Jack’s classmate from law school, Felix Dexter, headed the bank’s technology division. Felix Dexter had been the subject of profiles in the
Wall Street Journal
and other business publications celebrating his genius at financial technology. He’d been surprised to receive a phone call from his old friend Jack Devlin the night before. But, yes, he would be delighted to have Jack drop by.

“So this is the reward of climbing the corporate ladder?” Jack said as he was shown into Dexter’s spacious corner office.

“Ah,” Dexter replied, “you have more fun, I’m sure. But,” he said, turning and looking out toward International Place and, beyond, to the harbor, “I must admit I do like it. I like to come in here, shut my door, get my computers revved, and work the world financial byways as I gaze out over the sailboats.”

“So things are going really well for you?” Jack said.

“I’m very lucky,” Dexter replied. “And intrigued. When a friend who happens to be a policeman calls you at home at nine o’clock at night and says he has this case, I mean, it’s not what I’m accustomed to. So what’s up?”

Jack removed the document he’d copied at the Office of Corporate Records and handed it to Dexter. “If I
wanted to follow the financial activity of this organization, how would I go about it?” he asked.

Dexter took a moment to look at the document. He shrugged. “To follow a particular transaction?” he asked.

“Yes.”

“You’d have to be a party to it,” Dexter said. “You’d have to have a stake in the transaction to have access to the information. That or some sort of subpoena.”

“Let’s say for the moment I had a subpoena,” Jack said. “Would it be possible to follow—” He glanced over at the terminals on Dexter’s desk. “—from here, for example, what happens to that transaction?”

“You have to be more precise, Jack,” Dexter said.

“If a deposit were made into this account, or a series of deposits, and the money was then quickly dispersed in different directions, could it be followed by anyone outside the transaction. Could you follow it, for example?”

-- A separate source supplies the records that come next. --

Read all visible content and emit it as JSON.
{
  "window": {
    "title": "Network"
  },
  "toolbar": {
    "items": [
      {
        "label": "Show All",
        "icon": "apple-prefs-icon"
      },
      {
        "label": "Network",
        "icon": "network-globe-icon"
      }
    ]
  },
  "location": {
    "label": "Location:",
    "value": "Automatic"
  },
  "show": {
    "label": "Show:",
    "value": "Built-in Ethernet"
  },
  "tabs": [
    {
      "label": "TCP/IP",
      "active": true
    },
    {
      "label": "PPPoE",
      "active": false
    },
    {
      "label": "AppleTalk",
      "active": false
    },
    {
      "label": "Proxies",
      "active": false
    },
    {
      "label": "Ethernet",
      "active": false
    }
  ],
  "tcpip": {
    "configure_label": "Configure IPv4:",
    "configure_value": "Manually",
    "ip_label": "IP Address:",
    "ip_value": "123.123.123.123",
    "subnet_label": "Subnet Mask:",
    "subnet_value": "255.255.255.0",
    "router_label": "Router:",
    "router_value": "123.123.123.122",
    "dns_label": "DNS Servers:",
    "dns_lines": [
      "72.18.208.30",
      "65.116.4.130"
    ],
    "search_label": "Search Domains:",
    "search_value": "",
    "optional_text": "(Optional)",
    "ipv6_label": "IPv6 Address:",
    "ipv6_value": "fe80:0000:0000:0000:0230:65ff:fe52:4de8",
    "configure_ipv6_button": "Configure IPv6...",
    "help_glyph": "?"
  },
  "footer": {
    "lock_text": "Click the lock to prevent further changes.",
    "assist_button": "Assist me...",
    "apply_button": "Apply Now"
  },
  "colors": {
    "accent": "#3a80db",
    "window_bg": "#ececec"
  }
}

Dexter shrugged. “Yeah, well, I mean, it depends on whether I have access to the mainframe at the host institution. If I do, and I can get at the transaction on my machine, then I can mark it and follow it to the ends of the earth. I mean, that’s something we’re very good at here. There are huge pension funds, at GM for example, that have like fifty money managers throughout the world investing pieces of their pension fund. And somebody has to follow all the transactions all of the time. That’s us. So if GM calls me tonight and says, ‘Okay, where’s my dough?’ I have to be able to say, ‘Well, you have so much in U.S. equities and so much in Europe and so much in Asia,’ and then break it down into the most minute possible detail. So if you can get me the key to the front door, I can give you a tour of the house. Sure.”